I came across a fascinating video today called "Wind of the Spirit," which has first hand accounts of those who were present at the revival. You can watch the video by clicking here. (If that doesn't work, copy the link location and paste it in Windows Media Player in the "file" tab where it says "open url." This is what I had to do.)
Click here to listen to Duncan Campbell's account of this revival called "Revival on the Isle of Lewis."
By clicking here you can listen to many more sermons by Duncan Campbell.
This account is told in the book "Downpour" by James MacDonald:
In 1949, two elderly women prayed daily for revival in their own lives and in the Hebrides Islands of Scotland. Faith had reached a low point in their country. They were so spiritually thirsty, they claimed God's promise, "I will pour water on the thirsty land, and streams on the dry ground (Isaiah 44:3 HCSB). They convinced their pastor that people should ask God to quicken their hearts. He and a handful of men gathered in a barn nightly for prayer for months but with no results.
Then one day, early in the morning hours, a young man read Psalm 24:3-5: "Who may ascend the mountain of the Lord? Who may stand in His holy place? The one who has clean hands and a pure heart, who has not set his mind on what is false, and who has not sworn deceitfully. He will receive blessing from the Lord, and righteousness form the God of his salvation." (HCSB)
Speaking in his native Gaelic, the young man said: "Brethren, it seems to me just sentimental humbug to be praying as we are praying, to be waiting as we are waiting, if we ourselves are not rightly related to God." Then he asked the Lord, "Are my hands clean, is my heart pure?" HE and his fellow intercessors fell on their faces in that barn, and their lives were revived as they got their hands and hearts clean before the Lord.

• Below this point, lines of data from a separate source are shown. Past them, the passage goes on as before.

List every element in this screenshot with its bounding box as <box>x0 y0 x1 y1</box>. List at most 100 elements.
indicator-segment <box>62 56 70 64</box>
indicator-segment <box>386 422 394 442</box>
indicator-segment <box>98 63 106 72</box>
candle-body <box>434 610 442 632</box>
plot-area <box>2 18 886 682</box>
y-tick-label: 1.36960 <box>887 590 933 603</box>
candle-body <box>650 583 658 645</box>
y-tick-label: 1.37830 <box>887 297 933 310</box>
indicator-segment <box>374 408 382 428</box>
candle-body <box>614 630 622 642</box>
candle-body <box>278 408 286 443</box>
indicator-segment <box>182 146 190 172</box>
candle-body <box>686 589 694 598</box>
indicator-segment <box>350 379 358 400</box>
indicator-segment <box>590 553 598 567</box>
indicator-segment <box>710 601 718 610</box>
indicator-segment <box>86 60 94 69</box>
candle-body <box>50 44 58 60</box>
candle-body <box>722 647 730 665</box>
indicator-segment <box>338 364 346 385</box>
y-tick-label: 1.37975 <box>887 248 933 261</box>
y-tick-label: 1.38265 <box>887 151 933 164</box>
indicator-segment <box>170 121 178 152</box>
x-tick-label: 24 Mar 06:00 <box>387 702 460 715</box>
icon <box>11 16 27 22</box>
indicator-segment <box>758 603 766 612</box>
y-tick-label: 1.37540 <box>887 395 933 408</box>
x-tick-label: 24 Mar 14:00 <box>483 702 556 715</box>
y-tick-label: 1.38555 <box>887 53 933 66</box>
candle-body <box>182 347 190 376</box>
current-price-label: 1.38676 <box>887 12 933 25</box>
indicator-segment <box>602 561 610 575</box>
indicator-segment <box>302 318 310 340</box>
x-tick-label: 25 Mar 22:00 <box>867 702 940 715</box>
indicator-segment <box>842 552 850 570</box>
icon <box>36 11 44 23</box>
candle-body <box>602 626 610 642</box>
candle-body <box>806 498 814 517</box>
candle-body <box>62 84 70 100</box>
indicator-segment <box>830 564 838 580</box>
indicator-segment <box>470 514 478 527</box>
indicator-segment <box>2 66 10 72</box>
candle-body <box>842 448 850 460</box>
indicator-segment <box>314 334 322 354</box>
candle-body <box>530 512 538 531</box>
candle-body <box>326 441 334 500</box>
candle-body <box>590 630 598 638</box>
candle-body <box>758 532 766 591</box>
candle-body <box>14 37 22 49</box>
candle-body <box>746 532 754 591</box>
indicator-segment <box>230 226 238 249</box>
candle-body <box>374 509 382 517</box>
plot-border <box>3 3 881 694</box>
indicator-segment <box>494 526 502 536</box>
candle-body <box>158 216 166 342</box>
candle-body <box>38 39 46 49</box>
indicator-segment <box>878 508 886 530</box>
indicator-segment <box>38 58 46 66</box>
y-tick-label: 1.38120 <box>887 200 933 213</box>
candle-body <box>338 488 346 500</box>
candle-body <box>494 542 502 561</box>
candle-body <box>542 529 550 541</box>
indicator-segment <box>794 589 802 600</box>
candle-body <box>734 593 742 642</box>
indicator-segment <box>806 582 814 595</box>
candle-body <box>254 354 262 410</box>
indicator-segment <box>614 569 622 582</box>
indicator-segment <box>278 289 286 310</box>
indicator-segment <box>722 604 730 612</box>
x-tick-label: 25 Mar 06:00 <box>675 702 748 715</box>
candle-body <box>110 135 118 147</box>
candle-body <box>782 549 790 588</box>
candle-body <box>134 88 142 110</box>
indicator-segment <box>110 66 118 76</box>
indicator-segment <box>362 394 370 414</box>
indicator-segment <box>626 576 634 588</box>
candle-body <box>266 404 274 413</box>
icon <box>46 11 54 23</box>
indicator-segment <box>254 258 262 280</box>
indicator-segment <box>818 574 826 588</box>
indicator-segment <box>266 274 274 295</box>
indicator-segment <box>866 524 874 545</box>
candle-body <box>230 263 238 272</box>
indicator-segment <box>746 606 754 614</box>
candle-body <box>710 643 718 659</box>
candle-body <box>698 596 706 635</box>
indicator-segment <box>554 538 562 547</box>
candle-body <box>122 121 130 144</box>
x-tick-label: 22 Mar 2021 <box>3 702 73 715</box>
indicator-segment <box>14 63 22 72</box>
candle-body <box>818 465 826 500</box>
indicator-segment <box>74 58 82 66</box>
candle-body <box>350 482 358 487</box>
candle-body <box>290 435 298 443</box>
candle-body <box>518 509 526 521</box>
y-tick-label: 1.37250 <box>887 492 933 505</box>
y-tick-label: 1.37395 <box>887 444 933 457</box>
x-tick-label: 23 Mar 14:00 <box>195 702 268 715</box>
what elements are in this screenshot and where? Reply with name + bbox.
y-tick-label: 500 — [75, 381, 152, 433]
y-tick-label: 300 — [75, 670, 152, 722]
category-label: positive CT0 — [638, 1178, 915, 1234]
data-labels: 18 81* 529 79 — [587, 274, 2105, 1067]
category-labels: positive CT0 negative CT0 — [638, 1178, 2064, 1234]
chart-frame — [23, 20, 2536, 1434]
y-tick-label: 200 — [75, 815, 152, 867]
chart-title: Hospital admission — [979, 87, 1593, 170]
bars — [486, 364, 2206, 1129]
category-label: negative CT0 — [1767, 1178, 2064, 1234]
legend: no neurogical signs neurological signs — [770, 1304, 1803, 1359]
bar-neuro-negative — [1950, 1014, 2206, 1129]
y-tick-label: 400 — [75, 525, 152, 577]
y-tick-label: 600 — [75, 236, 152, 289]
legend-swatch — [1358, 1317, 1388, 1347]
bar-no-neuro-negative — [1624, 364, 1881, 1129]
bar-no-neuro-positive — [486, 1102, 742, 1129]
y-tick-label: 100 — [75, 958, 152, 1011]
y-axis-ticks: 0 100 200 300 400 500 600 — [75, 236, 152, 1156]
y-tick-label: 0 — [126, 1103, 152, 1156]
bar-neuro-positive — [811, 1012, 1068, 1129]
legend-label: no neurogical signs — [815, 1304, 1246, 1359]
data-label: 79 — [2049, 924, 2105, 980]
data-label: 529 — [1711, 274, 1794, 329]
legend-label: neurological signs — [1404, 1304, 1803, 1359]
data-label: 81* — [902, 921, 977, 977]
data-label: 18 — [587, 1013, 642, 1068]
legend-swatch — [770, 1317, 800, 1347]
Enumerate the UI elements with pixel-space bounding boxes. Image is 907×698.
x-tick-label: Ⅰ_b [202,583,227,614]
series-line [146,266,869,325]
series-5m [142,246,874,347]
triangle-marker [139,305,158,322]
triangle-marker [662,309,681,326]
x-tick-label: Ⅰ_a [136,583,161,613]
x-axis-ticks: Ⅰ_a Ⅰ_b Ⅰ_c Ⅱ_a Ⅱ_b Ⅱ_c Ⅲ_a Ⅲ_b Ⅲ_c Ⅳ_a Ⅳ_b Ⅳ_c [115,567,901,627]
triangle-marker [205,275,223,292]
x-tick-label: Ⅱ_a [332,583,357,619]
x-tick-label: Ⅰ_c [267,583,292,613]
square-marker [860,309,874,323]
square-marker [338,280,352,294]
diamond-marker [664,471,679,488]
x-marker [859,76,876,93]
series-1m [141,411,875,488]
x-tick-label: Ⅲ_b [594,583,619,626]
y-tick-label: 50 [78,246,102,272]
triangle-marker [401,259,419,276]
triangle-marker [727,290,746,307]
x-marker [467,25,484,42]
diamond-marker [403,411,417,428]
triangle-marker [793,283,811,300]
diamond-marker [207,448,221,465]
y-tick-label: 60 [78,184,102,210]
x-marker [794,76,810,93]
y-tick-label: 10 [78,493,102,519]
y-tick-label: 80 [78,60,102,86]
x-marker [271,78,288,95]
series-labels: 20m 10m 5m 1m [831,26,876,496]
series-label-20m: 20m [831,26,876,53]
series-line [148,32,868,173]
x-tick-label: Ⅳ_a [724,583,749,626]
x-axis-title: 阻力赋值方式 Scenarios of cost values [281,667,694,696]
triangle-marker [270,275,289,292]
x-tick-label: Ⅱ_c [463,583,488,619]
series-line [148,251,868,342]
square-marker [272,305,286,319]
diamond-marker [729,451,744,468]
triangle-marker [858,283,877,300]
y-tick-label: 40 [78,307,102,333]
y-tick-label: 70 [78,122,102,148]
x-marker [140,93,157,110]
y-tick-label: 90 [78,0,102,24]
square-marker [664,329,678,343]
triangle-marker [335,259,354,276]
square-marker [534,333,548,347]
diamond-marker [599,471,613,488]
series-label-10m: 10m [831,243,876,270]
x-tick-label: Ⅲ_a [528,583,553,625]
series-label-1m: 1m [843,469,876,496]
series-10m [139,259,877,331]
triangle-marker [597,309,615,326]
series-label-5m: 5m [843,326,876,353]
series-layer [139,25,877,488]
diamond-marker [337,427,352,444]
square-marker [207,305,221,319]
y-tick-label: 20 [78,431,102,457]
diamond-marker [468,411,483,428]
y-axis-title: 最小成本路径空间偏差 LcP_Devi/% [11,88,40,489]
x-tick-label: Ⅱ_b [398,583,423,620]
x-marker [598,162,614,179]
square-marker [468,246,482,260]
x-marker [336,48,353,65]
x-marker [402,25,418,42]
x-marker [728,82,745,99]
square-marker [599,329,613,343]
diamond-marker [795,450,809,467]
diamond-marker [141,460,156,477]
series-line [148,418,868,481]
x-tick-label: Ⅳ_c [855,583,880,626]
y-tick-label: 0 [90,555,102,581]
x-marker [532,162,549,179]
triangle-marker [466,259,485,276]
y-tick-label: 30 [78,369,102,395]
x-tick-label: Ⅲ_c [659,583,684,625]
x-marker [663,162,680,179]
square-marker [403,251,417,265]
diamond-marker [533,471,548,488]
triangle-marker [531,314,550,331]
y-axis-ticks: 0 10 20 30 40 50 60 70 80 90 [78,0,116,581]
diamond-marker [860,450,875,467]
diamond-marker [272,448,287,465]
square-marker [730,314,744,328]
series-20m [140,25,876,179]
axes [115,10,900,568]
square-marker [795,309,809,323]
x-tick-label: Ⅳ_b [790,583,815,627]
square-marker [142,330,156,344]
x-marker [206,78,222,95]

Duncan Campbell, an itinerant minister, was invited to lead a series of services in their town. By Sunday of the first week, the whole island was filled with a God-consciousness. Churches were filled to overflowing. Groups and crowds met in the fields and by the roadside to get right with God. Youth left a dance at midnight to go to church. People who couldn't sleep came to church in the middle of the night to get right with God. In one Scottish community, not a home was left without someone coming to Christ.